The advertising, he said, has a long-term impact.
"We are working closely with the Kentucky Department of Tourism to attract European journalists to visit Kentucky and experience the great things this state has to offer for travelers," Calitri said. "The journalists then return to their home countries and write articles and spread the message."
He said, "Recently, we had Crash magazine from the UK that printed a great article on Owensboro's music scene. This month, we have seven European journalists from the UK and Germany coming in to experience barbecue and bluegrass music."
They'll be attending the Mandolin Orange concert at the Hall of Fame on Sept. 28.
Kirk said earlier, "Anytime we have visitors from out of town -- bus tour operators or travel writers -- we take them out for barbecue."

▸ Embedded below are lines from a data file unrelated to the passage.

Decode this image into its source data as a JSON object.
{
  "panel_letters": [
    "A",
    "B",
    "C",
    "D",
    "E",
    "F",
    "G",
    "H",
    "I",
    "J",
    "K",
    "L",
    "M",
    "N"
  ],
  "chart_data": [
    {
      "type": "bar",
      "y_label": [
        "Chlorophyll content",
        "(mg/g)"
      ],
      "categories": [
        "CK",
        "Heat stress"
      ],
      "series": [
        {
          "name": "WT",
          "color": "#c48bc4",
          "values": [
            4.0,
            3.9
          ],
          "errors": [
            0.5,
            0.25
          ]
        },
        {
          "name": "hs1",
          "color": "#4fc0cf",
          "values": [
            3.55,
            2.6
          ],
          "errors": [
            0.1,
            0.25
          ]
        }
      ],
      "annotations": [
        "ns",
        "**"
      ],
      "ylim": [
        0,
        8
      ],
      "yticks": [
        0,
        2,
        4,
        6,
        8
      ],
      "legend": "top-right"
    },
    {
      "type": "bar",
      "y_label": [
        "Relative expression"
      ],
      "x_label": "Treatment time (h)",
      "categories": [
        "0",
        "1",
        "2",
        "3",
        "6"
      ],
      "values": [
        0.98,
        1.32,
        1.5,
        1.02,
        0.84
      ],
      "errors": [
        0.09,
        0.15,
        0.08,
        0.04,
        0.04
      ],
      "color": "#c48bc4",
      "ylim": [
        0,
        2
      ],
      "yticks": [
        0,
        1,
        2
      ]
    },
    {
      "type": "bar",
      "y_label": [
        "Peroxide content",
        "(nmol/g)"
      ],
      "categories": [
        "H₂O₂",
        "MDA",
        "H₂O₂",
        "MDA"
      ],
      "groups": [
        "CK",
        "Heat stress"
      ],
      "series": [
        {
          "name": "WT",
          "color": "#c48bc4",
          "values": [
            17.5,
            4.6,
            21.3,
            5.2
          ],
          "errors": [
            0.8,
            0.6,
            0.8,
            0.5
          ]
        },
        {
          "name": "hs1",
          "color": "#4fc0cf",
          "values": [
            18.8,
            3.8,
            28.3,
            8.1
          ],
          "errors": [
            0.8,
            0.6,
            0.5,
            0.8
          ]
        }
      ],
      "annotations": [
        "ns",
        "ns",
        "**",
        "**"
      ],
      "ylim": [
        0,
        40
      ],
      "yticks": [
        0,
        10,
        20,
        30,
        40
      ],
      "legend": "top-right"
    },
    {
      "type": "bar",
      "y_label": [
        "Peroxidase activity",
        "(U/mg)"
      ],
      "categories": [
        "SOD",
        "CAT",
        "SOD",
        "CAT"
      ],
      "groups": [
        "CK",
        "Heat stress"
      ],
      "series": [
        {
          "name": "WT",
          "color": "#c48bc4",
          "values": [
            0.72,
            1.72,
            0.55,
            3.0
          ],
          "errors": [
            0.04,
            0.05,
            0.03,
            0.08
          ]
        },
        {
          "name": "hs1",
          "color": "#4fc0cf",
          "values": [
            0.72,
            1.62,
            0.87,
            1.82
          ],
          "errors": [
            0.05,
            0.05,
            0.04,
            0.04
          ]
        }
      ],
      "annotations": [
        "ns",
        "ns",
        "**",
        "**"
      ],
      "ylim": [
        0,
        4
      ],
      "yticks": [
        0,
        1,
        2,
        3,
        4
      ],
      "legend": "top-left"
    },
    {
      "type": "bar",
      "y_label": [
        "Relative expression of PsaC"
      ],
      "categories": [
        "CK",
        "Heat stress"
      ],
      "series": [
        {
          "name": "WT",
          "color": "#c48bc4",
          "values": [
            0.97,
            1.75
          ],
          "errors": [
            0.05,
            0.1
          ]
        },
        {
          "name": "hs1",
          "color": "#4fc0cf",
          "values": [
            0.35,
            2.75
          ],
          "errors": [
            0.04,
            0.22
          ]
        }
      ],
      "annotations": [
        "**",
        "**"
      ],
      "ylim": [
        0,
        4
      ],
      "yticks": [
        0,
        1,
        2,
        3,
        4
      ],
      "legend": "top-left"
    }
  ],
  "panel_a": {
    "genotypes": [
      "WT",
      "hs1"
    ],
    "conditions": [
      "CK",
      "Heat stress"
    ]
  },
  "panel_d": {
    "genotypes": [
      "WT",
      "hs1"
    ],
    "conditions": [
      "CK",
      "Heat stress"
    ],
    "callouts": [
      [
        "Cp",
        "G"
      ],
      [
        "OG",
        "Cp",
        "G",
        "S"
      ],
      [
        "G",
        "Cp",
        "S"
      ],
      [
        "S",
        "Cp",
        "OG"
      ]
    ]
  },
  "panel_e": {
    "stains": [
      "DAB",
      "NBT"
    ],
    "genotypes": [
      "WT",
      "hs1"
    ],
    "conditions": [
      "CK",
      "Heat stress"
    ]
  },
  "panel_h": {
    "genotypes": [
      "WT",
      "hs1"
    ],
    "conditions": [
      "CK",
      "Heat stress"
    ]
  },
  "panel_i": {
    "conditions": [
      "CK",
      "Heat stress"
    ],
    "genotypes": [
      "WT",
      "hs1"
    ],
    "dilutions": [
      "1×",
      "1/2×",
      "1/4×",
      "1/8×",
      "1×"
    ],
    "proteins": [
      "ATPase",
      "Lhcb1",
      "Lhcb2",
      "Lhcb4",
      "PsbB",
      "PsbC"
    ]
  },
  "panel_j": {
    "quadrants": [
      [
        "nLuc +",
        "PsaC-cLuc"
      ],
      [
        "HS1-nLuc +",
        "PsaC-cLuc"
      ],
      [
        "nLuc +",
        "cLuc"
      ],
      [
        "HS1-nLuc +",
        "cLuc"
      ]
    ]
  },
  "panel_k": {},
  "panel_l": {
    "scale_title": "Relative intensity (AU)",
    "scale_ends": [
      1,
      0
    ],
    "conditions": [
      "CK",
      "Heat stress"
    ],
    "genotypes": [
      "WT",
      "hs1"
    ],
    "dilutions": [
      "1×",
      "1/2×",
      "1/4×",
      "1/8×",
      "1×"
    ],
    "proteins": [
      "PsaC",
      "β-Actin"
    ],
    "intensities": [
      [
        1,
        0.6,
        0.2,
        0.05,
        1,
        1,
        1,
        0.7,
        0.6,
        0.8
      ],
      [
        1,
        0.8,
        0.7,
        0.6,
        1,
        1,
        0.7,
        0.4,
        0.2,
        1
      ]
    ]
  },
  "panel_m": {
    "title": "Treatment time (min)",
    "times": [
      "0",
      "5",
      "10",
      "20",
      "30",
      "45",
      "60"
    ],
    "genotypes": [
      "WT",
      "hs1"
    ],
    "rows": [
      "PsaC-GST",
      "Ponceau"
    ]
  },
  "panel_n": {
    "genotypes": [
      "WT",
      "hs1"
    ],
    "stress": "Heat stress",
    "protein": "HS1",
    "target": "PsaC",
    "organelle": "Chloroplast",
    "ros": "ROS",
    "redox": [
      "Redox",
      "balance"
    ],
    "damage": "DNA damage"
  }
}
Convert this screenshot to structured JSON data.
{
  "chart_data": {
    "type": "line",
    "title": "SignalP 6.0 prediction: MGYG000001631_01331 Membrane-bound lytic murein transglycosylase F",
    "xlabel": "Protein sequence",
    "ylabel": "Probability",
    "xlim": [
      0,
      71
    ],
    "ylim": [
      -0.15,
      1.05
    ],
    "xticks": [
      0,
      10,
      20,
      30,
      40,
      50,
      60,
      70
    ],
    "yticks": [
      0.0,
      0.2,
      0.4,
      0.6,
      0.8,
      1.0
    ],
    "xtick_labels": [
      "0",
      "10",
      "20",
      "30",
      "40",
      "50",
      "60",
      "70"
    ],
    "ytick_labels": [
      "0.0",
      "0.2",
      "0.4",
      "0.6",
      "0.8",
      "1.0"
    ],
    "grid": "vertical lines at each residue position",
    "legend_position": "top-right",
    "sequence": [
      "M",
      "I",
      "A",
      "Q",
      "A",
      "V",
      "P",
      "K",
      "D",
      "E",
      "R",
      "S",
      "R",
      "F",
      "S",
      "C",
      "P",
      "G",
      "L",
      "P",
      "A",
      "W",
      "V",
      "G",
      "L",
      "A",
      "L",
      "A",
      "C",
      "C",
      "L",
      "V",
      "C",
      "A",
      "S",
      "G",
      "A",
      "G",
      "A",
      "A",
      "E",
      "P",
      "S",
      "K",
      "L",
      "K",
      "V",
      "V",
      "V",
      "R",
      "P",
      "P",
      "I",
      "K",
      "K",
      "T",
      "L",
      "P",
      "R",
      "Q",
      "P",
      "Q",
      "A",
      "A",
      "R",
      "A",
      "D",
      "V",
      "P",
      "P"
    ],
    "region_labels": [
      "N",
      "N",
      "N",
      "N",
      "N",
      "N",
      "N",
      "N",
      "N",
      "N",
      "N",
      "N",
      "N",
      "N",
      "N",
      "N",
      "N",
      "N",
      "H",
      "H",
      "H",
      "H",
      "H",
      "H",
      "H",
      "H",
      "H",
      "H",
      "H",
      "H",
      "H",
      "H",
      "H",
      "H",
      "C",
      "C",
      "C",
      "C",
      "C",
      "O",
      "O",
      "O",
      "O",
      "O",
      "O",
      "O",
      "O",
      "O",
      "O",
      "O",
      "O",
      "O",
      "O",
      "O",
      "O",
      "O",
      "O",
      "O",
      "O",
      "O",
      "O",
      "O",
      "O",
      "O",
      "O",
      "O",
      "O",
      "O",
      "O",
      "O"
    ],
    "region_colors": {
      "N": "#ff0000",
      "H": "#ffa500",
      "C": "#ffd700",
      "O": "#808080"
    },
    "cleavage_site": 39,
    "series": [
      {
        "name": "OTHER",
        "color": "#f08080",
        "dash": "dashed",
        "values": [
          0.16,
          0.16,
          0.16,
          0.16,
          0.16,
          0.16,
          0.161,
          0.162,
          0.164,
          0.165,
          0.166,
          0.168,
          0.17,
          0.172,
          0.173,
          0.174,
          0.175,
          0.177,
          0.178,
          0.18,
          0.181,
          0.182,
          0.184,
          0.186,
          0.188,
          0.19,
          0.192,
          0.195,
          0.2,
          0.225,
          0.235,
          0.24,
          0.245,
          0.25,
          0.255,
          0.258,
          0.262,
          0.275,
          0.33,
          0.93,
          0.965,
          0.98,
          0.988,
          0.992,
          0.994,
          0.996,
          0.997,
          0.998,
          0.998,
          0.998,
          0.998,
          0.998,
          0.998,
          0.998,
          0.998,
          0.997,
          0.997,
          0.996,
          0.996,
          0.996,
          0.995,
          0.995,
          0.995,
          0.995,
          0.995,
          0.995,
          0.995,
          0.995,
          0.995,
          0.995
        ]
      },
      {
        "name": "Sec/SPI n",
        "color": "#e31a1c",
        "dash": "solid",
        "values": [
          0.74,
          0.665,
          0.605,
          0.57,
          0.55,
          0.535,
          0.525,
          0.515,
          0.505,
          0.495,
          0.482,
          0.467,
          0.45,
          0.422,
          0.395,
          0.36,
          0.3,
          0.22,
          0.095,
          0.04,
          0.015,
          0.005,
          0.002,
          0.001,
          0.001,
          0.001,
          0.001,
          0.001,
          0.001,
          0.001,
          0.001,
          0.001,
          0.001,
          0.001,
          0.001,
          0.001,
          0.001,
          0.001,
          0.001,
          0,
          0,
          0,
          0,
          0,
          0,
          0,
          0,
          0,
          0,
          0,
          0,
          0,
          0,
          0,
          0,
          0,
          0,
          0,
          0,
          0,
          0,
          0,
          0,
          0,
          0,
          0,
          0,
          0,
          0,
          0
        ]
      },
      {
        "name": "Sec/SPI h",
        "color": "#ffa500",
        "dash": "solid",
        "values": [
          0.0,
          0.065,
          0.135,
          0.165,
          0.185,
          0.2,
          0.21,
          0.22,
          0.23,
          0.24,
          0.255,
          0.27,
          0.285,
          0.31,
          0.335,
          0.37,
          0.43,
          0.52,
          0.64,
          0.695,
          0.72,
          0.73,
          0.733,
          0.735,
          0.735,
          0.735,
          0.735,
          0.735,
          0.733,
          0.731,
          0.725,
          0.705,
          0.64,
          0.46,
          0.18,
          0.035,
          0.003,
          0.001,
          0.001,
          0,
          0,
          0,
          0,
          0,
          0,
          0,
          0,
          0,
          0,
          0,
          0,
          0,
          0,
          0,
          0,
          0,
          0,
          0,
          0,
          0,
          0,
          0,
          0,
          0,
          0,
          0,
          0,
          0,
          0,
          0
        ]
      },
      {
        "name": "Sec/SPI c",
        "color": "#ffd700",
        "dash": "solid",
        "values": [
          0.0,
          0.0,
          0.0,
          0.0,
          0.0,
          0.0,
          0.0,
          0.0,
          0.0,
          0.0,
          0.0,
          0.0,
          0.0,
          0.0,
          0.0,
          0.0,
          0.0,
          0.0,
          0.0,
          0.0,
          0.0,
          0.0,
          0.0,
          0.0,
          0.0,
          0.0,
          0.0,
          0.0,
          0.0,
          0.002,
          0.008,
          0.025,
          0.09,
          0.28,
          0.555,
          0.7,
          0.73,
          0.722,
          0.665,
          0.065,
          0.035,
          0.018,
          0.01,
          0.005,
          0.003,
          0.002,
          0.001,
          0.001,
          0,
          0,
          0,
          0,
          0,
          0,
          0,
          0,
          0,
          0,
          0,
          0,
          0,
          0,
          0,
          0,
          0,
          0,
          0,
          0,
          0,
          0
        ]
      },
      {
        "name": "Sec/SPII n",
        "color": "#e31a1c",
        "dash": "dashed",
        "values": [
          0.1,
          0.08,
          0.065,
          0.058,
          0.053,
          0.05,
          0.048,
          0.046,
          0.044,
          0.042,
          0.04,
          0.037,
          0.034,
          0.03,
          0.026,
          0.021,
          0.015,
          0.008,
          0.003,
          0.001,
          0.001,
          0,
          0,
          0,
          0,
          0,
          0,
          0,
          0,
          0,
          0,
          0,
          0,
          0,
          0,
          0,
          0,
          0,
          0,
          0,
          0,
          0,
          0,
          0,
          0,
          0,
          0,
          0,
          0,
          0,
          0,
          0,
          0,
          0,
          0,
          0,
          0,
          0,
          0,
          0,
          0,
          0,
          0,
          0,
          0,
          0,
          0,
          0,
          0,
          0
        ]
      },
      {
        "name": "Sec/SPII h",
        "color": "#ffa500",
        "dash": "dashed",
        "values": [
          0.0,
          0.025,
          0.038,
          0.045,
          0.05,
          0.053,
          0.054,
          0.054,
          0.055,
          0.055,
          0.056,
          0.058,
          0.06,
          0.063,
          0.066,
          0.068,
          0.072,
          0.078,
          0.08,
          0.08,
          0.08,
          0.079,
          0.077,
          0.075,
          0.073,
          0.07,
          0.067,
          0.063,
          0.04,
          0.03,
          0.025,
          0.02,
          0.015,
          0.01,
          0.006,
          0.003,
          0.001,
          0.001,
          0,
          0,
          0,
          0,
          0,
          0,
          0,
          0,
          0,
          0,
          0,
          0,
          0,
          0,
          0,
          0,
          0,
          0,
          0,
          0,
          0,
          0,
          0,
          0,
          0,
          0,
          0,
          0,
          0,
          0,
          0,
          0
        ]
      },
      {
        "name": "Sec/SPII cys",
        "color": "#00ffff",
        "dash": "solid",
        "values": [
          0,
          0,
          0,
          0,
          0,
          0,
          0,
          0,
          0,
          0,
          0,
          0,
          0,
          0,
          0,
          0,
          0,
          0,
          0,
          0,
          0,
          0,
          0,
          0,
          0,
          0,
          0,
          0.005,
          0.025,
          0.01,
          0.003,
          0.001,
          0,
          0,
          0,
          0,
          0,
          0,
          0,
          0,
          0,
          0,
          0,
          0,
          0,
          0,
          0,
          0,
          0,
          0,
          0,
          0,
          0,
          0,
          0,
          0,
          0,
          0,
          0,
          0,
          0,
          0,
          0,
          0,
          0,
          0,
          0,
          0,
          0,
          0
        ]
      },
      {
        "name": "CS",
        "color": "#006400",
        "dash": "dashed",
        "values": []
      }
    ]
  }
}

This weekend's 14th annual Grillin' & Chillin' BBQ Cookoff at Diamond Lake Resort in West Louisville was expected to draw 40 cooking teams from seven states to Daviess County.
And the International Bar-B-Q Festival each May draws thousands of visitors from several states to town.
Calitri said the CVB is working with WLEX-TV, Lexington's NBC affiliate, to promote Owensboro in central Kentucky.
"We want to say, 'If you haven't been to Owensboro in a few years, come check us out'," he said.
"This opportunity allows us to enter into the central Kentucky market, which has a substantial population base," Calitri said.
The CVB is also working on plans to promote the new artificial turf fields at Jack C. Fisher Park to out-of-town teams next year, but Calitri said he's not ready to announce details yet.
The city is working to replace the dirt and grass in the infields at the four ballparks at Fisher Park with a synthetic material to prevent mud and water on the basepaths.
The synthetic material dries quickly after a rain.
"We used to have a lot of teams from up north come down for tournaments," Jared Bratcher, the CVB's sports marketing director, said earlier. "But we had too many rainouts, and they stopped coming. I think we can get them back. With turf, we won't have that problem."
Plans also include a new mural by the registration desk at the Owensboro Convention Center to promote the community.
"There's a big white wall with a lot of space," Calitri said. "We want to put up a large video screen to show what all is going on in town. We would control the content."
At Owensboro-Daviess County Regional Airport, the CVB wants to update the wall over the baggage carousel.
The wall was last updated when Smothers Park was new in 2012.
Calitri said the CVB wants to add new photographs and a giant screen TV that will show local attractions.
And he said the agency is working on an ambassador training program to help front-line people in hotels and restaurants be able to provide more information about Owensboro to guests.
"We're going to Franklin, Tennessee, to look at their program, Calitri said.
Last month, the Kentucky Department of Tourism said spending by tourists in Daviess County climbed 3% last year to $218.52 million.
That represented a $6.31 million increase in money coming into the community.
"We're the sixth-fastest growing county in the state" in terms of tourism, Calitri said then. "We're trending in the right direction."